Champion de la décarbonation, grâce à son fort potentiel de massification, le report modal vers le fer ou vers le fleuve, notamment au départ des ports, représente une autre voie à explorer, avec la perspective d'économiser 4 mégatonnes de CO2. Tout comme le transport combiné, il est donc fortement encouragé par l'État. D'ici à 2030, celui-ci espère augmenter de 50 % la part du fluvial, jusqu'à cinq fois moins émissif en CO2 que le fret routier au gazole, et doubler celle du ferroviaire, six à sept fois moins émissif, pour lui faire atteindre 18 %. Un objectif plutôt modeste, puisque la France rattraperait alors seulement la moyenne européenne.

Reste à convaincre les chargeurs, parfois un peu craintifs, d'opter pour ce mode de transport adapté aux flux réguliers, volumineux et pondéreux, mais moins souple que la route. « Cela n'est pas toujours évident. Il faut s'assurer de la disponibilité du sillon, du train et du conducteur, au moment qui nous convient, et contractualiser de nombreuses conditions à l'avance, détaille Denis Choumert, de l'AUTF. Certains flux sont compliqués. Le contournement de Paris par exemple est saturé. Il faut aussi pouvoir compter sur la performance du service et sur des solutions alternatives en cas de problème. »

Les acteurs du secteur et leurs donneurs d'ordres attendent de substantielles améliorations, des infrastructures comme de la qualité du service : disponibilité des sillons, souvent attribués en priorité aux trains de voyageurs, déploiement de la commande centralisée des 1 500 postes d'aiguillage, régénération des voies, développement et amélioration du réseau de plateformes multimodales, y compris fer-fleuve... C'est tout l'objectif d'un plan de financement de 4 milliards d'euros, Ulysse Fret, annoncé dans le cadre de la Stratégie nationale pour le fret ferroviaire (SNDFF) mais toujours en attente de garanties.

Garanties et informations

Encore mineur mais prometteur, le transport fluvial devrait se hisser, de son côté, à 3 % de part modale en 2030. Dans ce but, plusieurs projets sont en chantier, comme le canal Seine-Nord Europe à grand gabarit. Destiné à relier Paris au nord de la France, puis au Benelux, il devrait accroître les volumes transportés par voie d'eau de près de 3,3 milliards de tonnes-kilomètres en 2030. « Nous voyons déjà de gros acteurs spécialisés dans le maritime commencer à investir dans les ports fluviaux.
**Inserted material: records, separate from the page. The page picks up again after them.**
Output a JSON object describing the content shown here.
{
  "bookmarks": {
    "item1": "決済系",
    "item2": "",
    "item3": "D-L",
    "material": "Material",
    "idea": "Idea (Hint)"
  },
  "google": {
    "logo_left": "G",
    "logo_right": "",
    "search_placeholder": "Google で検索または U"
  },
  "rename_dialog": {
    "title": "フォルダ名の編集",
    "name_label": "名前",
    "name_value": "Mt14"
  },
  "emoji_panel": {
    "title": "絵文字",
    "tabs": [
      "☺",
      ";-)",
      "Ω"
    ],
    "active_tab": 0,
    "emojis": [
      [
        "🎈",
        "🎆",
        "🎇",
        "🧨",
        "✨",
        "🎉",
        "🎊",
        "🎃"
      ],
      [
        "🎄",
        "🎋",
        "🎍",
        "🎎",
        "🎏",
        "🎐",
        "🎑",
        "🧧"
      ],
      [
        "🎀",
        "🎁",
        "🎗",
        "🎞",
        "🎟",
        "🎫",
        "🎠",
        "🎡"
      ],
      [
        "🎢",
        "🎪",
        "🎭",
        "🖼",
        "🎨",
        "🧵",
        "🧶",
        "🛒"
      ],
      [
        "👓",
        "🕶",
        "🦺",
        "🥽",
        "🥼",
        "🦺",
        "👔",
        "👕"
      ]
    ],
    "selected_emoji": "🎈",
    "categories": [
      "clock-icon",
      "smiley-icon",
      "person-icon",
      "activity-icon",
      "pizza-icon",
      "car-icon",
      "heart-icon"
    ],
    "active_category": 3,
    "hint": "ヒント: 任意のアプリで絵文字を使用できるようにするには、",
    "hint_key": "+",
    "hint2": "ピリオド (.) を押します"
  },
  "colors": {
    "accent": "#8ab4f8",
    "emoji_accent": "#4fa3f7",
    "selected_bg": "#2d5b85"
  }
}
C'est une tendance qui est amenée à s'accélérer », note Laurence Gaborieau, du SITL. Les choses se compliquent cependant en milieu urbain. « Là encore, les citoyens et les industriels entrent en compétition pour l'utilisation des berges. On ne pourra pas augmenter indéfiniment ces transports fluviaux », prévient Denis Choumert, de l'AUTF.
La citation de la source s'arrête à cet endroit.